Multi-Armed Bandits with Arriving Arms: Sequential Screening, Dynamic Regret, and Sublinear Guarantees
Summary
A new study introduces UCB for Arriving Arms (UCB-AA), an algorithm designed to address the multi-armed bandit problem where the set of available arms expands over time. This dynamic scenario, common in sequential experimentation, renders traditional regret metrics against a single best arm in hindsight inappropriate. UCB-AA evaluates performance relative to the best arm currently available, employing a dynamic-regret criterion. The algorithm features an elimination-based procedure with a preliminary screening step for newly arrived arms before they fully compete with incumbent arms. UCB-AA achieves regret bounds explicitly dependent on the arrival process, demonstrates sublinear dynamic regret under specific gap evolution conditions, and supports an online extension for unknown horizons. Simulation results indicate that UCB-AA effectively reduces wasted pulls and maintains a smaller active arm set while preserving competitive regret performance.
Key takeaway
For AI Scientists designing sequential experimentation or dynamic optimization systems, consider UCB-AA to manage arriving arms effectively. Its preliminary screening and elimination-based approach reduce wasted pulls and maintain competitive regret, offering a robust solution for environments where new actions become available over time. This method provides sublinear dynamic regret guarantees, making it suitable for scenarios with evolving optimal choices.
Key insights
UCB-AA addresses dynamic regret in multi-armed bandits where new arms arrive sequentially, improving efficiency.
Principles
- Traditional regret metrics are inappropriate for arriving-arm environments.

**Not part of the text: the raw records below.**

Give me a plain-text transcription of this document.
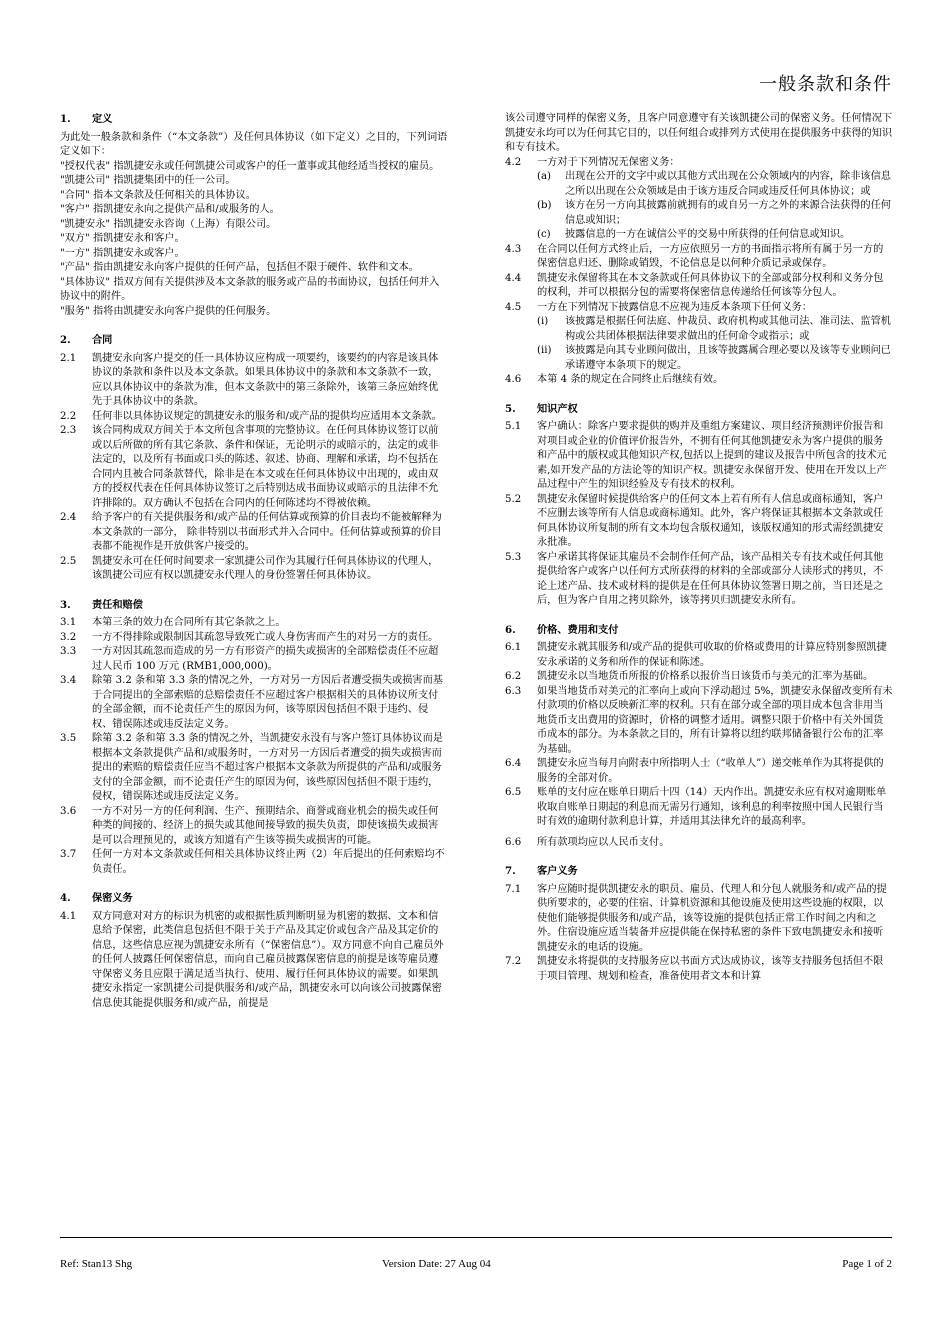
一般条款和条件
1.	定义

为此处一般条款和条件（“本文条款”）及任何具体协议（如下定义）之目的，下列词语定义如下：

"授权代表" 指凯捷安永或任何凯捷公司或客户的任一董事或其他经适当授权的雇员。

"凯捷公司" 指凯捷集团中的任一公司。

"合同" 指本文条款及任何相关的具体协议。

"客户" 指凯捷安永向之提供产品和/或服务的人。

"凯捷安永" 指凯捷安永咨询（上海）有限公司。

"双方" 指凯捷安永和客户。

"一方" 指凯捷安永或客户。

"产品" 指由凯捷安永向客户提供的任何产品，包括但不限于硬件、软件和文本。

"具体协议" 指双方间有关提供涉及本文条款的服务或产品的书面协议，包括任何并入协议中的附件。

"服务" 指将由凯捷安永向客户提供的任何服务。

2.	合同
2.1	凯捷安永向客户提交的任一具体协议应构成一项要约，该要约的内容是该具体协议的条款和条件以及本文条款。如果具体协议中的条款和本文条款不一致，应以具体协议中的条款为准，但本文条款中的第三条除外，该第三条应始终优先于具体协议中的条款。
2.2	任何非以具体协议规定的凯捷安永的服务和/或产品的提供均应适用本文条款。
2.3	该合同构成双方间关于本文所包含事项的完整协议。在任何具体协议签订以前或以后所做的所有其它条款、条件和保证，无论明示的或暗示的，法定的或非法定的，以及所有书面或口头的陈述、叙述、协商、理解和承诺，均不包括在合同内且被合同条款替代，除非是在本文或在任何具体协议中出现的，或由双方的授权代表在任何具体协议签订之后特别达成书面协议或暗示的且法律不允许排除的。双方确认不包括在合同内的任何陈述均不得被依赖。
2.4	给予客户的有关提供服务和/或产品的任何估算或预算的价目表均不能被解释为本文条款的一部分， 除非特别以书面形式并入合同中。任何估算或预算的价目表都不能视作是开放供客户接受的。
2.5	凯捷安永可在任何时间要求一家凯捷公司作为其履行任何具体协议的代理人，该凯捷公司应有权以凯捷安永代理人的身份签署任何具体协议。
3.	责任和赔偿
3.1	本第三条的效力在合同所有其它条款之上。
3.2	一方不得排除或限制因其疏忽导致死亡或人身伤害而产生的对另一方的责任。
3.3	一方对因其疏忽而造成的另一方有形资产的损失或损害的全部赔偿责任不应超过人民币 100 万元 (RMB1,000,000)。
3.4	除第 3.2 条和第 3.3 条的情况之外，一方对另一方因后者遭受损失或损害而基于合同提出的全部索赔的总赔偿责任不应超过客户根据相关的具体协议所支付的全部金额，而不论责任产生的原因为何，该等原因包括但不限于违约、侵权、错误陈述或违反法定义务。
3.5	除第 3.2 条和第 3.3 条的情况之外，当凯捷安永没有与客户签订具体协议而是根据本文条款提供产品和/或服务时，一方对另一方因后者遭受的损失或损害而提出的索赔的赔偿责任应当不超过客户根据本文条款为所提供的产品和/或服务支付的全部金额，而不论责任产生的原因为何，该些原因包括但不限于违约，侵权，错误陈述或违反法定义务。
3.6	一方不对另一方的任何利润、生产、预期结余、商誉或商业机会的损失或任何种类的间接的、经济上的损失或其他间接导致的损失负责，即使该损失或损害是可以合理预见的，或该方知道有产生该等损失或损害的可能。
3.7	任何一方对本文条款或任何相关具体协议终止两（2）年后提出的任何索赔均不负责任。
4.	保密义务
4.1	双方同意对对方的标识为机密的或根据性质判断明显为机密的数据、文本和信息给予保密，此类信息包括但不限于关于产品及其定价或包含产品及其定价的信息，这些信息应视为凯捷安永所有（“保密信息”）。双方同意不向自己雇员外的任何人披露任何保密信息，而向自己雇员披露保密信息的前提是该等雇员遵守保密义务且应限于满足适当执行、使用、履行任何具体协议的需要。如果凯捷安永指定一家凯捷公司提供服务和/或产品，凯捷安永可以向该公司披露保密信息使其能提供服务和/或产品，前提是

该公司遵守同样的保密义务，且客户同意遵守有关该凯捷公司的保密义务。任何情况下凯捷安永均可以为任何其它目的，以任何组合或排列方式使用在提供服务中获得的知识和专有技术。

4.2	一方对于下列情况无保密义务：
(a)	出现在公开的文字中或以其他方式出现在公众领域内的内容，除非该信息之所以出现在公众领域是由于该方违反合同或违反任何具体协议；或
(b)	该方在另一方向其披露前就拥有的或自另一方之外的来源合法获得的任何信息或知识；
(c)	披露信息的一方在诚信公平的交易中所获得的任何信息或知识。
4.3	在合同以任何方式终止后，一方应依照另一方的书面指示将所有属于另一方的保密信息归还、删除或销毁，不论信息是以何种介质记录或保存。
4.4	凯捷安永保留将其在本文条款或任何具体协议下的全部或部分权利和义务分包的权利，并可以根据分包的需要将保密信息传递给任何该等分包人。
4.5	一方在下列情况下披露信息不应视为违反本条项下任何义务：
(i)	该披露是根据任何法庭、仲裁员、政府机构或其他司法、准司法、监管机构或公共团体根据法律要求做出的任何命令或指示；或
(ii)	该披露是向其专业顾问做出，且该等披露属合理必要以及该等专业顾问已承诺遵守本条项下的规定。
4.6	本第 4 条的规定在合同终止后继续有效。
5.	知识产权
5.1	客户确认：除客户要求提供的购并及重组方案建议、项目经济预测评价报告和对项目或企业的价值评价报告外，不拥有任何其他凯捷安永为客户提供的服务和产品中的版权或其他知识产权,包括以上提到的建议及报告中所包含的技术元素,如开发产品的方法论等的知识产权。凯捷安永保留开发、使用在开发以上产品过程中产生的知识经验及专有技术的权利。
5.2	凯捷安永保留时候提供给客户的任何文本上若有所有人信息或商标通知，客户不应删去该等所有人信息或商标通知。此外，客户将保证其根据本文条款或任何具体协议所复制的所有文本均包含版权通知，该版权通知的形式需经凯捷安永批准。
5.3	客户承诺其将保证其雇员不会制作任何产品，该产品相关专有技术或任何其他提供给客户或客户以任何方式所获得的材料的全部或部分人读形式的拷贝，不论上述产品、技术或材料的提供是在任何具体协议签署日期之前，当日还是之后，但为客户自用之拷贝除外，该等拷贝归凯捷安永所有。
6.	价格、费用和支付
6.1	凯捷安永就其服务和/或产品的提供可收取的价格或费用的计算应特别参照凯捷安永承诺的义务和所作的保证和陈述。
6.2	凯捷安永以当地货币所报的价格系以报价当日该货币与美元的汇率为基础。
6.3	如果当地货币对美元的汇率向上或向下浮动超过 5%，凯捷安永保留改变所有未付款项的价格以反映新汇率的权利。只有在部分或全部的项目成本包含非用当地货币支出费用的资源时，价格的调整才适用。调整只限于价格中有关外国货币成本的部分。为本条款之目的，所有计算将以纽约联邦储备银行公布的汇率为基础。
6.4	凯捷安永应当每月向附表中所指明人士（“收单人”）递交帐单作为其将提供的服务的全部对价。
6.5	账单的支付应在账单日期后十四（14）天内作出。凯捷安永应有权对逾期账单收取自账单日期起的利息而无需另行通知，该利息的利率按照中国人民银行当时有效的逾期付款利息计算，并适用其法律允许的最高利率。
6.6	所有款项均应以人民币支付。
7.	客户义务
7.1	客户应随时提供凯捷安永的职员、雇员、代理人和分包人就服务和/或产品的提供所要求的，必要的住宿、计算机资源和其他设施及使用这些设施的权限，以使他们能够提供服务和/或产品，该等设施的提供包括正常工作时间之内和之外。住宿设施应适当装备并应提供能在保持私密的条件下致电凯捷安永和接听凯捷安永的电话的设施。
7.2	凯捷安永将提供的支持服务应以书面方式达成协议，该等支持服务包括但不限于项目管理、规划和检查，准备使用者文本和计算
Ref: Stan13 Shg	Version Date: 27 Aug 04	Page 1 of 2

- Dynamic regret evaluates performance relative to the best currently available arm.
- Preliminary screening of new arms improves efficiency and reduces wasted pulls.
Method
UCB-AA is an elimination-based procedure with an aiding preliminary screening step for newly arrived arms before full competition with incumbent arms.
In practice
- Reduce wasted pulls in sequential experimentation.
- Maintain smaller active arm sets in dynamic environments.
Topics
- Multi-Armed Bandits
- Dynamic Regret
- Sequential Experimentation
- UCB-AA
- Machine Learning
- Algorithm Design
Best for: Research Scientist, AI Scientist
Related on AIssential
Editorial summary, takeaway, and curation by AIssential. Original article published by Machine Learning.